- Born: 1960s London, England
- Occupations: Playwright, poet, performance artist and activist
- Notable work: Daughters of Igbo Woman
- Relatives: Orlando Martins (uncle); Taslim Martin (brother)
- Website: www.olawalearts.org.uk

= Ros Martin =

British playwright, poet, performance artist, curator and activist (born 1960s)

Ros Martin (born 1960s) is a British playwright, poet, performance artist, curator and activist, born in London and based in Bristol since 1995. She is a founder member of the Bristol Black Women's Writers Group (2002–2005) and "Our Stories Make Waves" (OSMW) and Speakeasy South West, the latter two both associations of African diaspora artists in creativity. She was a member of the Bristol Black Writers Group.

== Biography ==
Born in London, England, Ros Martin is second-generation British, her parents being from Nigeria and Saint Lucia. Her uncle was pioneering Yoruba Nigerian film and stage actor Orlando Martins (1899–1985), and she has been researching and developing material in connection with his life. Roles he played on the London stage included Boukman in Toussaint Louverture: The Story of the Only Successful Slave Revolt in History, a 1936 drama by C. L. R. James that starred African-American actor Paul Robeson, with whom Martins had featured in the 1935 film Sanders of the River.

She is the artistic director of the Daughters of Igbo Woman Project, "a transnational digital installation comprising a trilogy of literary films made in (UK, Nigeria & Nevis respectively)". In 2017, responding to Bristol's transatlantic slavery legacy by evoking the voices of three generations of women from one family separated by the Atlantic Ocean. The films were made in collaboration with Akachi Adimora-Ezeigbo and Vida Rawlins. Martin voiced Fanny Fumnanya Coker, maidservant at the Georgian House, Bristol, Rawlins voiced Coker's mother, Adaeze (or Black Polly), and Eziegbo voiced Fanny's grandmother, Ojiugo in Igbo. Also in 2017, Martin created a memorial event and video in Greenbank Cemetery to commemorate the 250th anniversary of Fanny Coker's birth.

Publications in which Martin's writings appear include Marginalia (Volume 2 of Jerwood/Arvon Mentoring Scheme anthology) No Condition is Permanent, 19 Poets on Climate Justice and Change (Platform, 2010), and the 2019 anthology New Daughters of Africa, edited by Margaret Busby.

Martin has been a driving force behind the "Countering Colston" campaign group, an anti-racist, pro-equity collective working to decolonise Bristol, including addressing ways in which the city has for centuries honoured Edward Colston, who was a slave trading merchant in the 17th century. Among initiatives for which she campaigned was the renaming of Colston Hall (now Bristol Beacon), which came about in September 2020.
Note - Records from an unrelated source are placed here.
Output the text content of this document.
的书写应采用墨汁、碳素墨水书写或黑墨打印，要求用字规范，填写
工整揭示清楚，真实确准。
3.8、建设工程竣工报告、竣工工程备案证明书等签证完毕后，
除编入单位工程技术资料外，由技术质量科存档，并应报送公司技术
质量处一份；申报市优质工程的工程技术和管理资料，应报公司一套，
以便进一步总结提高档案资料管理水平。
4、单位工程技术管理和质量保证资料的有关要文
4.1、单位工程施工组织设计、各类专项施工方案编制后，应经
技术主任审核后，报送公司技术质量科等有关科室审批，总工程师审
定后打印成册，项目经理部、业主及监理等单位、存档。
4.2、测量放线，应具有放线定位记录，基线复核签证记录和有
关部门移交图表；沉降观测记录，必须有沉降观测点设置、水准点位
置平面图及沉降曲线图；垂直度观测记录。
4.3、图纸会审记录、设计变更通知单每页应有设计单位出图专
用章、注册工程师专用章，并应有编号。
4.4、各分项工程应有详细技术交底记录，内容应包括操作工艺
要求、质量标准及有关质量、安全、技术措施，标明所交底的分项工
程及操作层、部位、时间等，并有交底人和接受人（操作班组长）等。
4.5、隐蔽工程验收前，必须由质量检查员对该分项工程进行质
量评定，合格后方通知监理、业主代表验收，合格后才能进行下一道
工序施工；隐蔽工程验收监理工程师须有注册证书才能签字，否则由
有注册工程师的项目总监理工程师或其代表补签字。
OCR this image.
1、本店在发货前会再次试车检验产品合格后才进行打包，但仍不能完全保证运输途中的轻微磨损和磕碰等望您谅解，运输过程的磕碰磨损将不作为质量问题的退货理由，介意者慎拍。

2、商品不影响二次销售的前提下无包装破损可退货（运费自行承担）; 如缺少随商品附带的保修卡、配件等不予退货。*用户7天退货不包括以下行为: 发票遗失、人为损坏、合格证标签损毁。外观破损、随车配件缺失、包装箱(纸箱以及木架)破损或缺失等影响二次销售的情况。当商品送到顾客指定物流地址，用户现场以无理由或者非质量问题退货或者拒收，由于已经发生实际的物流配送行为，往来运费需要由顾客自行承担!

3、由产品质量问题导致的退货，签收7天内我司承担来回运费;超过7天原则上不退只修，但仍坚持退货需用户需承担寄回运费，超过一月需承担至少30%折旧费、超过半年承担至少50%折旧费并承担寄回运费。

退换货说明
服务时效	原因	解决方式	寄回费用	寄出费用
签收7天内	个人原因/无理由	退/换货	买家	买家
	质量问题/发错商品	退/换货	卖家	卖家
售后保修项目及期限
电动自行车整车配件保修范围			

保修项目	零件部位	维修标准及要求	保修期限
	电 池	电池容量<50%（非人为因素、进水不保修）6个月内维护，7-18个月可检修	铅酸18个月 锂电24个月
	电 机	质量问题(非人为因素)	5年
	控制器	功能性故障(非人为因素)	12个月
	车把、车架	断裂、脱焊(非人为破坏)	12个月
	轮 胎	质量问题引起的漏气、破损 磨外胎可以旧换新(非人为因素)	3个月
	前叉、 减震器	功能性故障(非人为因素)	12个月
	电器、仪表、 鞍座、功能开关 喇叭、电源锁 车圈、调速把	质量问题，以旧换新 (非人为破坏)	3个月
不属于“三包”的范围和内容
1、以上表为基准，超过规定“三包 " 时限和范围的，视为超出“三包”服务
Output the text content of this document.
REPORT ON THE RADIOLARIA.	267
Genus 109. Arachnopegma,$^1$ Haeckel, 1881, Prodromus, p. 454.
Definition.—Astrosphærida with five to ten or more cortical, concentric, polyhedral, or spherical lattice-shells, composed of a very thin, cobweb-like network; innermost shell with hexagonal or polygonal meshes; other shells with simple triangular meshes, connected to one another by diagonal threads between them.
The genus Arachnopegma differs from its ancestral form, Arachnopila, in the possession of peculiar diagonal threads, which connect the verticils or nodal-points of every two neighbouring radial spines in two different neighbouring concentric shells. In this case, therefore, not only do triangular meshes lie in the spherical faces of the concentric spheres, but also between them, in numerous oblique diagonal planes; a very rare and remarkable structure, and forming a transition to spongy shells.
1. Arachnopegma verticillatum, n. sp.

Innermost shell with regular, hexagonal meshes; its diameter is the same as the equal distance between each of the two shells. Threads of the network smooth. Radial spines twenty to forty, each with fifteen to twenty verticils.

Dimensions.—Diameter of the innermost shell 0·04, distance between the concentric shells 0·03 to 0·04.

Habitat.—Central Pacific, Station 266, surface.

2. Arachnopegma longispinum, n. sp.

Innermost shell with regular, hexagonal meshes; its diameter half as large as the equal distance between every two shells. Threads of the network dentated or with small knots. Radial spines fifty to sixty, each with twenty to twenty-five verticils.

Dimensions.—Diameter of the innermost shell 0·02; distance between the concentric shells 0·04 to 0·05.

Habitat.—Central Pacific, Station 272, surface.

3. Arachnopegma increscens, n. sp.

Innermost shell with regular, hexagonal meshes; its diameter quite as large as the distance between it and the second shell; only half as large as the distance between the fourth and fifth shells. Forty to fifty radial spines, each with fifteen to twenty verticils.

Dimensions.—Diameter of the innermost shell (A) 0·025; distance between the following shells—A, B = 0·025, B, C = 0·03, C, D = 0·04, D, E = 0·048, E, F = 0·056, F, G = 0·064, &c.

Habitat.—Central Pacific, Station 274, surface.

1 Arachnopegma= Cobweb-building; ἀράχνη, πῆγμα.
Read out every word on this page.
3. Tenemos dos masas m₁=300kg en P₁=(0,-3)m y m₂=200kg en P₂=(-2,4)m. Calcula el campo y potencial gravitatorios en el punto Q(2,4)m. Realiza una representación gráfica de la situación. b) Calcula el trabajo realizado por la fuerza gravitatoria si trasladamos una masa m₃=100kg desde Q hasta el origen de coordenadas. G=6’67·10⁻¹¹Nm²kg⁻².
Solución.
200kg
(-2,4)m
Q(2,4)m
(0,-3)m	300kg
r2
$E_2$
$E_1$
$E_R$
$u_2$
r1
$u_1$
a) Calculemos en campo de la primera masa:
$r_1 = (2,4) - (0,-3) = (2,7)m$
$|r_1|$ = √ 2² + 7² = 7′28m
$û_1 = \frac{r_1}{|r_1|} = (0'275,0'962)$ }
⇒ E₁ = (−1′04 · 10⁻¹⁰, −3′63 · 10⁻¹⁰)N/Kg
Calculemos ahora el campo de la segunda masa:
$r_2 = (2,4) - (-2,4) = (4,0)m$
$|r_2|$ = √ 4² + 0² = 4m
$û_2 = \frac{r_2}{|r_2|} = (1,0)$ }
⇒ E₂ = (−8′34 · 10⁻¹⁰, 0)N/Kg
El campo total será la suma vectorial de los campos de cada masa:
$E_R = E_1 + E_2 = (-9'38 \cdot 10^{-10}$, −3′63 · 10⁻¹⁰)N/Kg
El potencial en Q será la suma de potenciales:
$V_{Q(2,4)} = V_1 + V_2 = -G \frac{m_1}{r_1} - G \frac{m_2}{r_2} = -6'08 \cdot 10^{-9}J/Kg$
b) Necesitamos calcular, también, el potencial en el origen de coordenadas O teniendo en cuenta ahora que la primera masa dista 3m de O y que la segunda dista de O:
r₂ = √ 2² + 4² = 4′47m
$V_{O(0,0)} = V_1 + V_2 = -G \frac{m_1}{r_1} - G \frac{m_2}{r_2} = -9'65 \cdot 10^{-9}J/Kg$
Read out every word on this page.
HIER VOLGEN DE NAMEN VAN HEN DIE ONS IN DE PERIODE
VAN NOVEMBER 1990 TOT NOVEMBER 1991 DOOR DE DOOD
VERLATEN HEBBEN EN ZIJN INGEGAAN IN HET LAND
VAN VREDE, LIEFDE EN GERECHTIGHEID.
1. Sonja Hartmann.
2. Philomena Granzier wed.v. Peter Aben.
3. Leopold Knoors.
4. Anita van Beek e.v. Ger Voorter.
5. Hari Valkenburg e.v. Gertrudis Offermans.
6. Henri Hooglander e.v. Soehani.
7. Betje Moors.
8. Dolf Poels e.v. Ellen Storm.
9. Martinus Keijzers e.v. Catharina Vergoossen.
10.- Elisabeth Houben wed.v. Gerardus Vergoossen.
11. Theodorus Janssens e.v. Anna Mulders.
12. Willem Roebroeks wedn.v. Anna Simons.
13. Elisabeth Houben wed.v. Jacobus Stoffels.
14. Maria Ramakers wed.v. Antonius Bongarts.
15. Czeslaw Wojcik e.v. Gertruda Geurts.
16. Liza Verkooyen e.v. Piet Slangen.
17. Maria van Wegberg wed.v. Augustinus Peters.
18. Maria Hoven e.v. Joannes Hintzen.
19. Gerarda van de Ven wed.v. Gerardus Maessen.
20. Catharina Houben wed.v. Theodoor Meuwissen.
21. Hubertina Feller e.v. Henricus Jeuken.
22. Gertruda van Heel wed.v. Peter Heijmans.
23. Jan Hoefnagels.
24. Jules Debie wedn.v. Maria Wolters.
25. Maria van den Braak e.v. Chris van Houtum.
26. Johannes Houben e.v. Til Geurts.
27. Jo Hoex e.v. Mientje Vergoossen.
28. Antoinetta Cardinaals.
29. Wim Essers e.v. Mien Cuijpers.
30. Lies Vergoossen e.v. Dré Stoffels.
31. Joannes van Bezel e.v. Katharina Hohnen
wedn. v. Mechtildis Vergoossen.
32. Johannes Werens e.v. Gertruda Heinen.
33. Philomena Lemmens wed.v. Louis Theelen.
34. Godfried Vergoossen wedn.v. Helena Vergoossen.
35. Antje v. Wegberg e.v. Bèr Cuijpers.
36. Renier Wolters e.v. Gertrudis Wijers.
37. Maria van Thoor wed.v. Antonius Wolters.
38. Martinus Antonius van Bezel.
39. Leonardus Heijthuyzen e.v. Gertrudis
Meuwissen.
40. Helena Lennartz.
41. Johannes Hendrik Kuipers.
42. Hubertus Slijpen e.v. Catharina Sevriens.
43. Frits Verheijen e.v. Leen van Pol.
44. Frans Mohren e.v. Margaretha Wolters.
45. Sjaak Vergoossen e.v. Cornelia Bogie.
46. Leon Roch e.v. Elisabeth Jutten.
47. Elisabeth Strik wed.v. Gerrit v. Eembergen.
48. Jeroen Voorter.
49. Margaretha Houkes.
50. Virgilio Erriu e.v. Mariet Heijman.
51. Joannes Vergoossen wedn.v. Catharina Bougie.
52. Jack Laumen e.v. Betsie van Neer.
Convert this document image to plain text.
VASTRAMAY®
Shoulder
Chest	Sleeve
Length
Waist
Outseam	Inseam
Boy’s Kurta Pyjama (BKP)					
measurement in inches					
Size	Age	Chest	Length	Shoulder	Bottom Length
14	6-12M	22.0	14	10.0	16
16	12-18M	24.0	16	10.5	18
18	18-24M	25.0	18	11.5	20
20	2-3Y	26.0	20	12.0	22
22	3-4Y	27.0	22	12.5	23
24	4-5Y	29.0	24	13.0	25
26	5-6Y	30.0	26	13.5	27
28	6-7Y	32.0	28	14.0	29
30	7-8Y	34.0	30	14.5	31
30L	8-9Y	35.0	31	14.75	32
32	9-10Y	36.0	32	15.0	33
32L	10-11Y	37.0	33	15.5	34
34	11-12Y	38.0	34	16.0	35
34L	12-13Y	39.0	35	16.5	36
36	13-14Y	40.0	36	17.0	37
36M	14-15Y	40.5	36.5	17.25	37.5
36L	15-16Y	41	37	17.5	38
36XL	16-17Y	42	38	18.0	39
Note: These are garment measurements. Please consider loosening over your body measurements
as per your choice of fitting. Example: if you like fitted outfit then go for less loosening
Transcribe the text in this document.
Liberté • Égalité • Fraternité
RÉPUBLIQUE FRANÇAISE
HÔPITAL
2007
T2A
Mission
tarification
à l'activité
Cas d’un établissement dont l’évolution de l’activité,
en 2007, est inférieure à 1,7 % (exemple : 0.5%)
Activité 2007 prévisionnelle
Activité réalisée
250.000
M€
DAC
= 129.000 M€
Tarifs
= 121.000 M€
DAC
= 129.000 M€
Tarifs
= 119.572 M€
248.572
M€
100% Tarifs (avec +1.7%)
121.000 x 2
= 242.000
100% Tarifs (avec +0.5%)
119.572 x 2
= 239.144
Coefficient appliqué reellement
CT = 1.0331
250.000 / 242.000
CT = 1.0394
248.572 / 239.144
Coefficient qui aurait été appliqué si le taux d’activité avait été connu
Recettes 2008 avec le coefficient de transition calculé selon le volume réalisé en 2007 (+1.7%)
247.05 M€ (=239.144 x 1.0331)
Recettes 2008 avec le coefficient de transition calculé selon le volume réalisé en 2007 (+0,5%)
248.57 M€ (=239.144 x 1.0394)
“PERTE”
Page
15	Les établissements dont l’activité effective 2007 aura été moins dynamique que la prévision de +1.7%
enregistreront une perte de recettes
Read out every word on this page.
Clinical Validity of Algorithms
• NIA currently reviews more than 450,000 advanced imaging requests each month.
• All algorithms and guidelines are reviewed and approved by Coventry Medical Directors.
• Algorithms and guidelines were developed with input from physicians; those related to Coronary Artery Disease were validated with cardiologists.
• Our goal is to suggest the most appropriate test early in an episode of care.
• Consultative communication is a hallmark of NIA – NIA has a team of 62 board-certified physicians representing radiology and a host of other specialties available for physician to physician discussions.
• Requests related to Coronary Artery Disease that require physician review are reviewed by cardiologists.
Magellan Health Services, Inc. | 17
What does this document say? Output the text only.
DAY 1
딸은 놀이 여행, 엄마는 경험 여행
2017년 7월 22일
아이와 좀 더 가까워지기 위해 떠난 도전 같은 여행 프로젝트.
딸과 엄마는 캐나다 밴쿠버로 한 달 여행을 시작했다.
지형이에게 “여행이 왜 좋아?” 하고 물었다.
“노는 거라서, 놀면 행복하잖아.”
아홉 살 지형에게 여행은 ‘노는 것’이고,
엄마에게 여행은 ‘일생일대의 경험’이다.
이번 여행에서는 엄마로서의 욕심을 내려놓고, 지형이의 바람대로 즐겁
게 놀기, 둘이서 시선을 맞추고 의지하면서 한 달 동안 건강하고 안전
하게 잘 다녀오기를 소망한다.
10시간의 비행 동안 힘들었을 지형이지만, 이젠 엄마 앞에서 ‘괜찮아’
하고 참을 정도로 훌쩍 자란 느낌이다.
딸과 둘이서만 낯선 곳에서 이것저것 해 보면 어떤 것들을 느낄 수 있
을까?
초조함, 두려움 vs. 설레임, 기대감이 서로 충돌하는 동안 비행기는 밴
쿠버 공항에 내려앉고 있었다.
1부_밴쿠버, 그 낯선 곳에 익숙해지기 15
On 25 January 2021, Martin was one of four protesters arrested by the police for peacefully demonstrating outside Bristol magistrates court in support of the "Colston Four", the three men and a woman accused – and cleared at trial – of toppling the statue of Edward Colston during the 2020 Black Lives Matter protests. Martin had chalked the words "Let Justice Prevail" on the pavement outside the steps of the court. Avon and Somerset Police subsequently apologised for the protest ban, accepting that they had misinterpreted the regulations and that the arrests were unlawful.

Martin is the author of the 2022 book Before I Am Rendered Invisible – Resistance From The Margins, a volume of spoken word, social commentary, play, essay and memoir that "throws a harrowing spotlight on issues behind racial inequality". She has said: Before I Am Rendered Invisible' is a personal archive of performance writings that chart black struggle and resistance in Bristol and beyond, in spoken word, play, public chalk events, social commentary and memoir. In 'Before I Am Rendered Invisible', I am remembering, I am giving space, affording time, giving voice to the little people's lives, to events that have mattered to me, that have provoked me, whilst living and working in Bristol. I am countering the silence, bringing to the fore and celebrating marginalised lives of struggle and resistance."

Martin initiated the project "Raising the Red", an art installation in Bristol honouring women around the world who have been victims of violence, created to coincide with the United Nations "End Violence Against Women" campaign.

== Selected works ==
- 2013: Return of the Vanishing Peasant (stage play), with Denise Ferreira da Silva
- 2016: Being Rendered Visible in the Georgian House Museum, Bristol
- 2022: Before I Am Rendered Invisible – Resistance From The Margins, Arkbound, ISBN 9781912092468.